Babylon Health
- Traded as: NYSE: BBLN
- Industry: Health care
- Founded: 2013
- Founder: Ali Parsa
- Defunct: 2023
- Fate: Bankruptcy and sale
- Headquarters: London, United Kingdom
- Revenue: US$322.9 million (2021)
- Number of employees: 2,189 (2021)
- Website: babylonhealth.com

= Babylon Health =

Defunct UK subscription health service provider

Babylon Health was a health service provider that utilized artificial intelligence and virtual clinical operations. Patients were connected with health care professionals through their web and mobile application. The company's subscription business model for private healthcare services was introduced in the UK in 2013, and later expanded to 17 countries. In 2019 the company covered over 20 million people and provided over 5,000 consultations per day.

Babylon Health's American branch filed for bankruptcy in August 2023 and the British branch called in the administrator weeks later. In August 2023, Forbes reported the company was "winding down" its business in Rwanda, potentially disrupting care for 2.8 million people. In August 2023, Babylon Health's UK operations were bought by eMed Healthcare UK, limited. This allowed its private and "GP at Hand" NHS business to continue operating under the new brand name "eMed".

== History ==
The company was founded in 2013 by Ali Parsa, who was previously the CEO of the Circle Health hospital operator and an investment banker. Babylon Health was owned by its holding company Babylon Holdings Limited along with Babylon's technology branch. In 2014 Babylon Health Services Ltd. registered with the Care Quality Commission.

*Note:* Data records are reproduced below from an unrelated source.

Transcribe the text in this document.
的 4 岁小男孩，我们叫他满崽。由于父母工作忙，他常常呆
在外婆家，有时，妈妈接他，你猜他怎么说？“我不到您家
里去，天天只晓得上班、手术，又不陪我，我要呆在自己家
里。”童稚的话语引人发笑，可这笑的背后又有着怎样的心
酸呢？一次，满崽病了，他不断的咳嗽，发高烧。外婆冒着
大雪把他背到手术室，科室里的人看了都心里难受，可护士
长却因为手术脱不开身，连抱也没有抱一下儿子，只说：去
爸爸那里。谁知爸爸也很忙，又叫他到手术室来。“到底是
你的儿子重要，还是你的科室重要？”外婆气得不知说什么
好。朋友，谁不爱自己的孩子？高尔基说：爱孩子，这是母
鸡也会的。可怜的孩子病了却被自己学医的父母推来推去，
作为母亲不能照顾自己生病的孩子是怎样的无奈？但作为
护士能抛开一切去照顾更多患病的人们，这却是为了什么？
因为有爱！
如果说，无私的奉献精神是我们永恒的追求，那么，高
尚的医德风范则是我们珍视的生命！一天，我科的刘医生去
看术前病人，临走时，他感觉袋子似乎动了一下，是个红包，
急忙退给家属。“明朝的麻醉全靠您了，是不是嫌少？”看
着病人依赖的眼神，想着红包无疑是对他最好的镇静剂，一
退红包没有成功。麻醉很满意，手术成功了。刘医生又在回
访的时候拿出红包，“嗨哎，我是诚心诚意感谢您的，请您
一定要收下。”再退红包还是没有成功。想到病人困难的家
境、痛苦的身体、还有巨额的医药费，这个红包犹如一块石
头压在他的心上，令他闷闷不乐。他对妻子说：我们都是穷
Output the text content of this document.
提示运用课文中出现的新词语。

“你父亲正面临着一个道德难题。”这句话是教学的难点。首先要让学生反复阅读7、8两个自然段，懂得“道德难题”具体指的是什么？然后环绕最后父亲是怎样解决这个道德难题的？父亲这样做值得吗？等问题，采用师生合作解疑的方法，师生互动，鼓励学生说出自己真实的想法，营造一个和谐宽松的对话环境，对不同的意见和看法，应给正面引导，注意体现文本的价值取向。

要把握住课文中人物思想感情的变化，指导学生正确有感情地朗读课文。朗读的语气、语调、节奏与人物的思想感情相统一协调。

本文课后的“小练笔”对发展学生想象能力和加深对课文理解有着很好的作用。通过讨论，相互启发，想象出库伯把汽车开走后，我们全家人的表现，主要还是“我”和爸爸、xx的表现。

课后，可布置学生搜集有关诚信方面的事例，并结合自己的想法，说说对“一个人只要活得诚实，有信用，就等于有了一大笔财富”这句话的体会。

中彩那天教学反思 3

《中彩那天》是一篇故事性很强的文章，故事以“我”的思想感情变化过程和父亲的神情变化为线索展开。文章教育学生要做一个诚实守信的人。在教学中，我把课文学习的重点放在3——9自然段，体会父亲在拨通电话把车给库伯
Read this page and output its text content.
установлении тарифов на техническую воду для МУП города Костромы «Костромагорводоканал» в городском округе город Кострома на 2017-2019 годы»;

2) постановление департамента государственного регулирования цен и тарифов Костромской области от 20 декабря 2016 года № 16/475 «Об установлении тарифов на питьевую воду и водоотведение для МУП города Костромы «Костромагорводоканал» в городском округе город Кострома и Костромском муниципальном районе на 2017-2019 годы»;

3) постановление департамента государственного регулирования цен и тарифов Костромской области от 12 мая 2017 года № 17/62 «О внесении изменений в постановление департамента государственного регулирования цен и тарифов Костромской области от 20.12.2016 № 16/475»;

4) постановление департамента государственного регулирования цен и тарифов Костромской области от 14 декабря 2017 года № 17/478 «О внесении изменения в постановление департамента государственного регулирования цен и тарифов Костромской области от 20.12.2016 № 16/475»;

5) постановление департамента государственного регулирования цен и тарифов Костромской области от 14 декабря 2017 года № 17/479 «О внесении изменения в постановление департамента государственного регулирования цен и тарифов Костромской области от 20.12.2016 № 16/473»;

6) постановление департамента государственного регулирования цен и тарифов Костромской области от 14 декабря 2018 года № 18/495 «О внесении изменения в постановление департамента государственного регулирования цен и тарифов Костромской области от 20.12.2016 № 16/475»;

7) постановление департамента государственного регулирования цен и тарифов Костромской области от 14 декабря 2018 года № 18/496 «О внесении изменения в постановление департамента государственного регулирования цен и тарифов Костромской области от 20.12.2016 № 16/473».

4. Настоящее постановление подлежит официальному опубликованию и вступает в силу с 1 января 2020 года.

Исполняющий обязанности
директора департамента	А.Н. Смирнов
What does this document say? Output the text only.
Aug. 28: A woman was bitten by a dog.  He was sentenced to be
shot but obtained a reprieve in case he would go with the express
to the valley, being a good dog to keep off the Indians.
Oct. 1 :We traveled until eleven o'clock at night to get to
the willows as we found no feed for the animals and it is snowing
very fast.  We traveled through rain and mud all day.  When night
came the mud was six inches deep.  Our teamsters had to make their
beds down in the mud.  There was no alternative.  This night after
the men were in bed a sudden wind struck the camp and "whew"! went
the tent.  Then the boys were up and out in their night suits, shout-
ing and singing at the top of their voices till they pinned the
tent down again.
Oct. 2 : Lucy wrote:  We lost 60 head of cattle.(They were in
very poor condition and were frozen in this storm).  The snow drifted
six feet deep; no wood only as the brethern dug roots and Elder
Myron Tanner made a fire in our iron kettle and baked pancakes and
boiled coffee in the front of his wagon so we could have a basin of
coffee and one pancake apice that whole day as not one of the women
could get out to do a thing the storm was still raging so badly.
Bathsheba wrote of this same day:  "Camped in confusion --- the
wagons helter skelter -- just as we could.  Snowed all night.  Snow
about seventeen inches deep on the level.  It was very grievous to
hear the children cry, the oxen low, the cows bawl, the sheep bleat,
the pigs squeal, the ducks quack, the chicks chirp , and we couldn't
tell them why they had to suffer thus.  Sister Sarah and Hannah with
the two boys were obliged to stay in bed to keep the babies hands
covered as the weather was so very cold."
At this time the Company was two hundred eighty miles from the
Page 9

In January 2016, Babylon Health received investments from Hoxton Ventures, Kinnevik and the founders of Google Deepmind, among others. According to the company, around 4,000 daily medical consultations were offered in 2019.

Steve Davis was the company’s chief technology officer until 2023, when he left to join Procore. Davis led Babylon’s efforts to implement AI-powered healthcare tools.

==Services==
Babylon Health provided health care services through its website, iOS and Android mobile applications. Users could send questions or photos to the company's team of health care professionals (which included doctors, nurses, and therapists) in a manner similar to a text message, or hold video messaging consultations with a clinician. In situations where a physical examination was required users could book health exams with a limited number of facilities in London.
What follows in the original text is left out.